Above we have mentioned the default bounds on each parameter. Sometimes these need to be changed because the model will not converge. This happens when the likelihood surface has long flat ridges that cause the likelihood search to get “stuck” (this is particularly common under the OU model). You can change bounds with the bounds argument in fitContinuous. Several bounds can be given at a time e.g. bounds = list(sigsq = c(0, 0.1), alpha = c(0, 1)) would constrain both the \(\sigma^2\) and \(\alpha\) parameters.

For example, if an OU model keeps getting stuck you could try changing the lower bound on \(\alpha\):

OU <- fitContinuous(phy = mytree, dat = log(mydata[,"BodySize_kg"]), model = c("OU"), 
                    bounds = list(alpha = c(0.01, 1)))

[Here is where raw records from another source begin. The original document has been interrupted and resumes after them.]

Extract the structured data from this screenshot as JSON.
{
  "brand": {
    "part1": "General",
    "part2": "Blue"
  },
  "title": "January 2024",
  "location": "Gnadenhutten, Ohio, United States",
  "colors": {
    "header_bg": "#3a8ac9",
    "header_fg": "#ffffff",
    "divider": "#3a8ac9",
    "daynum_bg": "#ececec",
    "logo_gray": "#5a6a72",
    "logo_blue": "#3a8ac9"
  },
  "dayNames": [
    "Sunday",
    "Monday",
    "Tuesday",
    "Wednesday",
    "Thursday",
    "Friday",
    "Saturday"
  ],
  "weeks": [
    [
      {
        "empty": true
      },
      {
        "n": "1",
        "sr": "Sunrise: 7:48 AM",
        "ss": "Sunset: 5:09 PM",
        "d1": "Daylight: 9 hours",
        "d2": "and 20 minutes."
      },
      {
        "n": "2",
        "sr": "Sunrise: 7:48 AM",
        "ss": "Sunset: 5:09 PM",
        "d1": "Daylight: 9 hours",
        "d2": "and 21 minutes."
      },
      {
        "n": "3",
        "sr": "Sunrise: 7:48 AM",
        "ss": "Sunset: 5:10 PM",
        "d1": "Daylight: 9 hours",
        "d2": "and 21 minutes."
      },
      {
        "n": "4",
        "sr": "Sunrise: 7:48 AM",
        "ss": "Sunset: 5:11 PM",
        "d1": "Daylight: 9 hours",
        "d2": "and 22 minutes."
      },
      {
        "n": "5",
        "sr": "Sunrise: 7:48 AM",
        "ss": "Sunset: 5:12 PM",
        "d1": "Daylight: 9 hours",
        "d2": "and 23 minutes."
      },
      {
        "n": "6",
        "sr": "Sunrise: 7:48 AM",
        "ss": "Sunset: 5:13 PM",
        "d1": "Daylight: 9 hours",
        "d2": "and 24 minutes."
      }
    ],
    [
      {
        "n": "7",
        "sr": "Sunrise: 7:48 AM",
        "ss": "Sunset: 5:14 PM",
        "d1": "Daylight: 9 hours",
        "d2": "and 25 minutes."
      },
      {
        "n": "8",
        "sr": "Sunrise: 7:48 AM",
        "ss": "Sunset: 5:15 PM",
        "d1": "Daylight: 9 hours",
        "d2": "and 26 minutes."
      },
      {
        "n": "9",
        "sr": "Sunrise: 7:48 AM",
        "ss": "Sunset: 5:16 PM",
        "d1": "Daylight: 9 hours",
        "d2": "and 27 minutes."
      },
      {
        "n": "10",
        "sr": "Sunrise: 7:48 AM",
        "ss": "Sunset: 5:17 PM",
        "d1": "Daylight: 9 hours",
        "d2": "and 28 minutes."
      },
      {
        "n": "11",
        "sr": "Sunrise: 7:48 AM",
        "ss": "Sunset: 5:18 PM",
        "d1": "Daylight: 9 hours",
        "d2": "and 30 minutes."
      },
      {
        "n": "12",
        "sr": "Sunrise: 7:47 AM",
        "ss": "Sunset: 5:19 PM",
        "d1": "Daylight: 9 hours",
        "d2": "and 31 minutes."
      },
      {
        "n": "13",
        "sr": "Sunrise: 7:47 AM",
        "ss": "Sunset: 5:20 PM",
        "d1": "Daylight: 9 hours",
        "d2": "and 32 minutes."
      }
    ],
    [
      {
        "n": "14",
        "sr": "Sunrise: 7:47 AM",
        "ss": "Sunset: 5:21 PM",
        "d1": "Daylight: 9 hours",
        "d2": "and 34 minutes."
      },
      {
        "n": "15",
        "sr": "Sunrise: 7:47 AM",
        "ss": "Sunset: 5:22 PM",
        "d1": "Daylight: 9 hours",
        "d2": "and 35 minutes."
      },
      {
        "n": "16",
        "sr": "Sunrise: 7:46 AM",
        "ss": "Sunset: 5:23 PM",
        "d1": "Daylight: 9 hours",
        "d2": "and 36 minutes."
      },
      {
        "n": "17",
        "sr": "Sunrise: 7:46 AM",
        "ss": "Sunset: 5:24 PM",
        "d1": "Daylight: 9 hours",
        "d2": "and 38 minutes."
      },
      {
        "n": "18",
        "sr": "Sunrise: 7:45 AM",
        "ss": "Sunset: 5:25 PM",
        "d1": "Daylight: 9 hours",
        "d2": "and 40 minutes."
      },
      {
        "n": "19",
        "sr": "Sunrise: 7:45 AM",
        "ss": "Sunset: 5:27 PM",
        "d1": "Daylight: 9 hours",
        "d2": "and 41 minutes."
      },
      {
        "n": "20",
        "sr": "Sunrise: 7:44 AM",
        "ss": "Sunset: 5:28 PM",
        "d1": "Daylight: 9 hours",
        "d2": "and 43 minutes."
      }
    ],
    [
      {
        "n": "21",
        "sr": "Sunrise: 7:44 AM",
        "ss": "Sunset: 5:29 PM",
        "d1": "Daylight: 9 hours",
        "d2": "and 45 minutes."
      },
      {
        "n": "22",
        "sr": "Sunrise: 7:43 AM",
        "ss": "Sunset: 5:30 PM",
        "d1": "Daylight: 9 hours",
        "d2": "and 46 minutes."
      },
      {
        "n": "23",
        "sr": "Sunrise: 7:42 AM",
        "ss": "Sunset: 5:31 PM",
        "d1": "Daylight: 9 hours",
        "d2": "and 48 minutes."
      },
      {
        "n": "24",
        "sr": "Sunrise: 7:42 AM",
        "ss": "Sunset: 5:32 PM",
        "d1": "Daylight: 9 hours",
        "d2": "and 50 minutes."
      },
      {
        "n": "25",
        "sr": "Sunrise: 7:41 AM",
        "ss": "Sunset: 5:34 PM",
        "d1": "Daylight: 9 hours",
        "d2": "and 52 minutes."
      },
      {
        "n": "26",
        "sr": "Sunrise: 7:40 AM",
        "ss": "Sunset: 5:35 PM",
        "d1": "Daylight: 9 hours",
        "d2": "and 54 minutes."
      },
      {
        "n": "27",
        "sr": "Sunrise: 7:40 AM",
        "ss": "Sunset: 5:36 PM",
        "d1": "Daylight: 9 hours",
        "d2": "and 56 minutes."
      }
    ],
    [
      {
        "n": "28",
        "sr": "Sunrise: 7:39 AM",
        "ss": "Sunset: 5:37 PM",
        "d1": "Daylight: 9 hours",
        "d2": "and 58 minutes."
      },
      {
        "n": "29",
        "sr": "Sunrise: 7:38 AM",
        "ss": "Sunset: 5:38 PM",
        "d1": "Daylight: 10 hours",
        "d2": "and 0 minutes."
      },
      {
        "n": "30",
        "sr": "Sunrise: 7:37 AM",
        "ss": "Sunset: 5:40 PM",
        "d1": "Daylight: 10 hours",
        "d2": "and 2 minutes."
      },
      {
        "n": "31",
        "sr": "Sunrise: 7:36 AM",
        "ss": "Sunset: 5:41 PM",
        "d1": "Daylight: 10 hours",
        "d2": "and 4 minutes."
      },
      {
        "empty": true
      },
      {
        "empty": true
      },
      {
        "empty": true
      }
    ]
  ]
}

This example gives a warning message because alpha is over 1, so when we make the upper bound smaller the method ends up giving us this value instead because it’s as close to 1 as we are allowing the model to go.


6.4 References

  • Blomberg, S. P., T. Garland, and A. R. Ives. 2003. Testing for phylogenetic signal in comparative data: behavioral traits are more labile. Evolution 57:717–745.
  • Butler, M. A. and A. A. King. 2004. Phylogenetic comparative analysis: a modeling approach for adaptive evolution. The American Naturalist 164:683–695.
  • Cavalli-Sforza, L. L. and A. W. Edwards. 1967. Phylogenetic analysis. models and estimation procedures. American Journal of Human Genetics 19:233.
  • Cooper, N., R. P. Freckleton, and W. Jetz. 2011. Phylogenetic conservatism of environmental niches in mammals. Proceedings of the Royal Society B: Biological Sciences 278:2384–2391.
  • Cooper, N. and A. Purvis. 2010. Body size evolution in mammals: complexity in tempo and mode.The American Naturalist 175:727–738.
  • Cooper, N., Thomas, G.H., Venditti, C., Meade, A. & Freckleton, R.P. (2016b) A cautionary note on the use of ornstein-uhlenbeck models in macroevolutionary studies. Biological Journal of the Linnaean Society
  • Felsenstein, J. 1973. Maximum likelihood and minimum-steps methods for estimating evolutionary trees from data on discrete characters. Systematic Biology 22:240–249.
  • Freckleton, R. P. and P. H. Harvey. 2006. Detecting non-brownian trait evolution in adaptive radiations. PLoS Biology 4:e373.
  • Hansen, T. F. 1997. Stabilizing selection and the comparative analysis of adaptation. Evolution Pages 1341–1351.
  • Harmon, L. J., J. B. Losos, T. Jonathan Davies, R. G. Gillespie, J. L. Gittleman, W. Bryan Jennings, K. H. Kozak, M. A. McPeek, F. Moreno-Roark, T. J. Near, et al. 2010. Early bursts of body size and shape evolution are rare in comparative data. Evolution 64:2385–2396.
  • Lande, R. 1976. Natural selection and random genetic drift in phenotypic evolution. Evolution 30:314–334.
  • Slater, G. J., L. J. Harmon, and M. E. Alfaro. 2012. Integrating fossils with molecular phylogenies improves inference of trait evolution. Evolution 66:3931–3944.
  • Slater, G. J. and M.W. Pennell. 2014. Robust regression and posterior predictive simulation increase power to detect early bursts of trait evolution. Systematic Biology 63:293–308.